I had a dream of the Dysons the night before and I could see now that I had been dreaming of them for days. they were summer friends. the friends I spent with at the pool. they were both on the swim team but I couldn’t get up at six am or commit to sports. I was an excellent swimmer though. I was unafraid too. I used to dive off the high dive. I always told myself the same thing. it will be over by the time you remember even doing it. by the time you leap, you will have hit the water. I just had to be careful not to go to far forward or my calves would smack the water. often, I was good. I hated if I did it and no one saw. I’d have to do it again. I turned to face the tile. I didn’t want to live in reverie or the past but just feel the loss of that ability. both the bravado and the lung capacity, the daring, the quickness. I was a rival to all the boys at the pool. I could outswim them. out dive them. hold my breath longer, touch the bottom faster and this was a great deal to me. not just the competition which was fun, but the new sport. the new game: the boys. always ranked above us and better than us before we even had a chance to form an opinion about innate abilities–who is better at swimming men or women? it’s always men. then women. I didn’t want to be the first of all the girls. I wanted to be the first of the whole pool. I wanted to date the top boy. or whatever we did at nine. be my crush. buy him now n’ laters. watch him get tan and smile only at me.
this time I’m obsessed with depth. my cheek is cool and I commit to feeling the way the tile rubs back against me. how long I’ve really been thinking about my childhood vs. how long I have been twisting slowly to get to this place. the other side of the tub or just a new arrangement. I still couldn’t focus my eyes so I stared at the white linoleum. clean. last time I was obsessed with dirt. this time I’m obsessed with depth. at the same stage.,this beginning burst where your body is beginning to acclimate as you warp into the thing you are seeking: clarity, forgiveness, hope. water. swimming. I look back down at the tub and watch my feet again and then slowly drop my hands in the water. then watch my hands again. I have more than five hours of this left.
there was a lot of thoughts at once. I may be translating it incorrectly because there was a lot of pausing to take note of environment. to stand still in the tub. to twist to the tile and press it and rest face. to move back and look up at my shower head dripping. to hear the smoke alarm reminding me I need batteries. to notice the cat isn’t here. the sun through the window. the thumb nail waving in a ripple. the way my fingers can dance on top of water to make ripples. the way the cat jumps on the corner. but it was a constant movement to come back to nothing. to realize the want was nothing. my iterations: repetition, pressure, organization, pressure, time, people’s time, attention, pressure, validate the wound, pressure. my head full. my jaw clenched. my fingers around the straw. I knew I had a secret double life; my functioning a product of survival and safety.
“It’s not what they think though,” when I speak like that I am referring to the idea that I can read motives of people and am not projecting.

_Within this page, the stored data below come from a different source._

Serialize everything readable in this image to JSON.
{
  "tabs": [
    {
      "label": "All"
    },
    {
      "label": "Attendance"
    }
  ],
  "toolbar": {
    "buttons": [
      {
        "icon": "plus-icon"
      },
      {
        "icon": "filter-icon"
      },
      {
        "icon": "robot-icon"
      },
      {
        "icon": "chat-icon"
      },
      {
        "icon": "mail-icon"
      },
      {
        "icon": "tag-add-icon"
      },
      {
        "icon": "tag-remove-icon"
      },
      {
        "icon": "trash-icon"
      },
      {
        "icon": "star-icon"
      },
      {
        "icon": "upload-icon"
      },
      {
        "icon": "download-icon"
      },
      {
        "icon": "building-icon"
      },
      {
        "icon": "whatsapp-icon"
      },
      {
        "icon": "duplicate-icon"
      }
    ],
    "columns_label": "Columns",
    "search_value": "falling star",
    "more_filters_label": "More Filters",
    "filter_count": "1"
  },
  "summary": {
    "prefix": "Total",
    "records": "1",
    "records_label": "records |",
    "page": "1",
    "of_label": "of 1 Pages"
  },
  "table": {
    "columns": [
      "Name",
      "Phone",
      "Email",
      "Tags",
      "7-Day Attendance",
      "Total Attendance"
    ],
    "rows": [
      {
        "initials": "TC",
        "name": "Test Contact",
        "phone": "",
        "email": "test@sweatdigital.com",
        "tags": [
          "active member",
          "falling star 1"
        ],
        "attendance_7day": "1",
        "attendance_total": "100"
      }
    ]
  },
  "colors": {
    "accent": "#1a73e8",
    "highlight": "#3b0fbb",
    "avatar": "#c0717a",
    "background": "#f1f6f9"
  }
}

I could be projecting. I am afraid too. Ebby sits on the corner and watches me. her eyes are bright yellow and I know she wants to come closer. I thank her for being there and offer her my cheek. we rub faces like that for maybe only three minutes. maybe five. I pull back and gaze at my arm. I go back to her face. gaze at my arm. back to her face and remember how she almost fell once trying to reach me. I had been sitting closer to the tile with my back against it playing the ripple game with her and she wanted to get closer. I have a scar going down my rib where she scratched me trying to stop herself from going into the tub. it doesn’t bother me. I have many scars actually. I don’t care.
but you do or you wouldn’t do it? a voice says.
I am uncomfortable.
“I am humbled,” and I laugh because I didn’t expect any of this. nor the pandemic truly.

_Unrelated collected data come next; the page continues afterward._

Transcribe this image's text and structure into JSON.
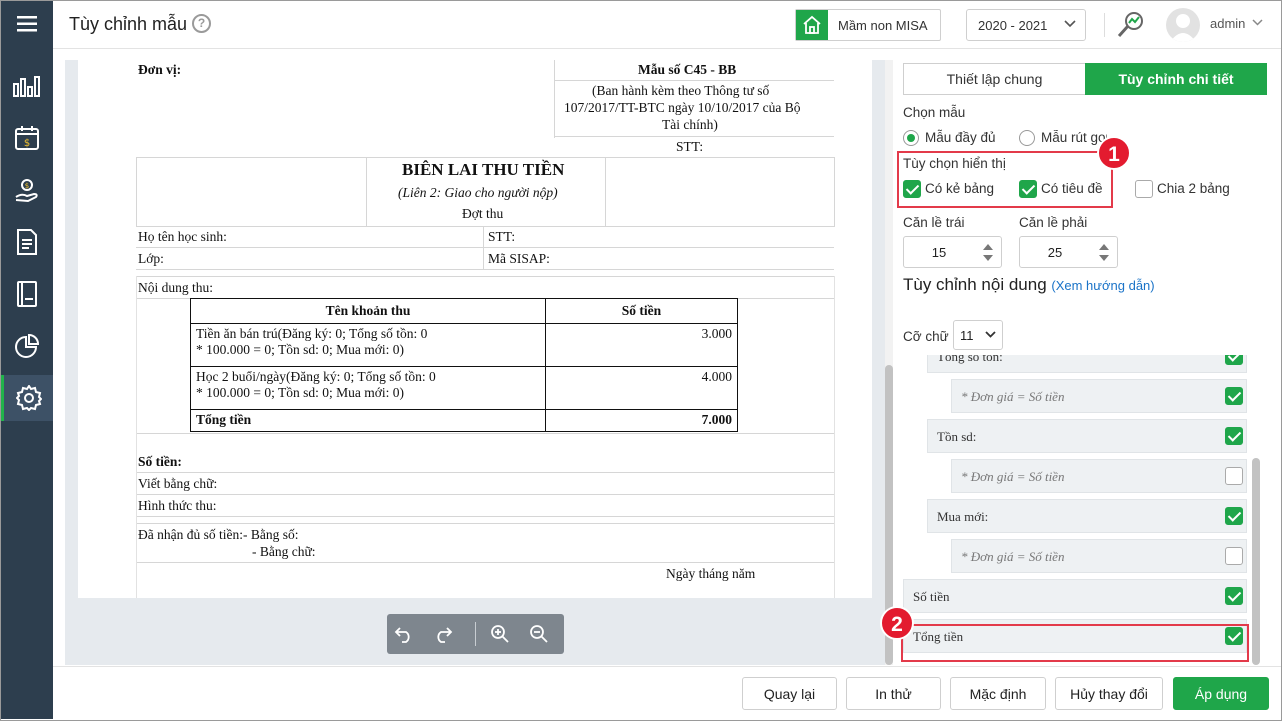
{
  "header": {
    "title": "Tùy chỉnh mẫu",
    "help": "?",
    "school": "Mầm non MISA",
    "year": "2020 - 2021",
    "user": "admin"
  },
  "sidebar": {
    "items": [
      {
        "icon": "chart-bar-icon"
      },
      {
        "icon": "calendar-money-icon"
      },
      {
        "icon": "hand-coin-icon"
      },
      {
        "icon": "document-icon"
      },
      {
        "icon": "book-icon"
      },
      {
        "icon": "pie-chart-icon"
      },
      {
        "icon": "gear-icon",
        "active": true
      }
    ]
  },
  "doc": {
    "don_vi": "Đơn vị:",
    "mau_so": "Mẫu số C45 - BB",
    "ban_hanh_1": "(Ban hành kèm theo Thông tư số",
    "ban_hanh_2": "107/2017/TT-BTC ngày 10/10/2017 của Bộ",
    "ban_hanh_3": "Tài chính)",
    "stt": "STT:",
    "title": "BIÊN LAI THU TIỀN",
    "subtitle": "(Liên 2: Giao cho người nộp)",
    "dot_thu": "Đợt thu",
    "ho_ten": "Họ tên học sinh:",
    "stt2": "STT:",
    "lop": "Lớp:",
    "ma_sisap": "Mã SISAP:",
    "noi_dung": "Nội dung thu:",
    "table": {
      "col_name": "Tên khoản thu",
      "col_amount": "Số tiền",
      "rows": [
        {
          "line1": "Tiền ăn bán trú(Đăng ký: 0;  Tổng số tồn: 0",
          "line2": " * 100.000 = 0;  Tồn sd: 0;  Mua mới: 0)",
          "amount": "3.000"
        },
        {
          "line1": "Học 2 buổi/ngày(Đăng ký: 0;  Tổng số tồn: 0",
          "line2": " * 100.000 = 0;  Tồn sd: 0;  Mua mới: 0)",
          "amount": "4.000"
        }
      ],
      "total_label": "Tổng tiền",
      "total_amount": "7.000"
    },
    "so_tien": "Số tiền:",
    "viet_bang_chu": "Viết bằng chữ:",
    "hinh_thuc": "Hình thức thu:",
    "da_nhan": "Đã nhận đủ số tiền:- Bằng số:",
    "bang_chu": "- Bằng chữ:",
    "ngay": "Ngày      tháng      năm"
  },
  "panel": {
    "tab_general": "Thiết lập chung",
    "tab_detail": "Tùy chỉnh chi tiết",
    "chon_mau": "Chọn mẫu",
    "mau_day_du": "Mẫu đầy đủ",
    "mau_rut_gon": "Mẫu rút gọn",
    "tuy_chon": "Tùy chọn hiển thị",
    "co_ke_bang": "Có kẻ bảng",
    "co_tieu_de": "Có tiêu đề",
    "chia_2_bang": "Chia 2 bảng",
    "can_le_trai": "Căn lề trái",
    "can_le_phai": "Căn lề phải",
    "le_trai": "15",
    "le_phai": "25",
    "tuy_chinh_noi_dung": "Tùy chỉnh nội dung",
    "xem_huong_dan": "(Xem hướng dẫn)",
    "co_chu": "Cỡ chữ",
    "font_size": "11",
    "rows": [
      {
        "label": "Tổng số tồn:",
        "checked": true
      },
      {
        "label": "* Đơn giá = Số tiền",
        "checked": true
      },
      {
        "label": "Tồn sd:",
        "checked": true
      },
      {
        "label": "* Đơn giá = Số tiền",
        "checked": false
      },
      {
        "label": "Mua mới:",
        "checked": true
      },
      {
        "label": "* Đơn giá = Số tiền",
        "checked": false
      },
      {
        "label": "Số tiền",
        "checked": true
      },
      {
        "label": "Tổng tiền",
        "checked": true
      }
    ],
    "badge1": "1",
    "badge2": "2"
  },
  "footer": {
    "back": "Quay lại",
    "print": "In thử",
    "default": "Mặc định",
    "cancel": "Hủy thay đổi",
    "apply": "Áp dụng"
  },
  "colors": {
    "accent": "#1fa64a",
    "rail": "#2d3e4e",
    "highlight": "#e33a4a"
  }
}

“I am humbled, I am careful. I will be careful what I say. No, don’t show me my death.”
the drug is humbling. the power. it feels like walking backwards. I have this urge to watch Midsommar because I keep thinking I need to participate in the viewership of something to calm my brain. I like this idea because I’ve seen it twice and it’s like Mulloland Drive for me, a movie I’ve seen three times. I am trying to figure it out. I like puzzles. I like thinking. I want. to see it from her lens as she went through it. I can’t find anything that is comforting here. in this tub or a grip on anything. there is no comfort.it is such a dark film. I remember the surfing videos. it is not a bad trip I am having. it is simply I do not know what to focus on. I go back to my hands. Ebby is still there. we are still cheek to cheek off and on. no, I will watch it now, I feel fine. I move my head to prepare to get up and a long wave hits pushing me close to the water again.
not like I can’t move but like I am swirling on the inside and any sudden change will require me to adjust to the new place I have settled.
“I am humbled,” I laugh and lift my hands up. “I am humbled by the drug that I have no control over. I will stay in the bath.”
I feel like I am glued to bottom. I am having private conversations with Hecate. I don’t push that thought away. I understand what breakthroughs these are: to be present and feeling. to be feeling and thinking. the synthesis of logic and intuition. I have compartmentalized into disorder. I have wrapped myself in a safety net. we are undoing, reversing a web of me vs me vs them. I am scared too.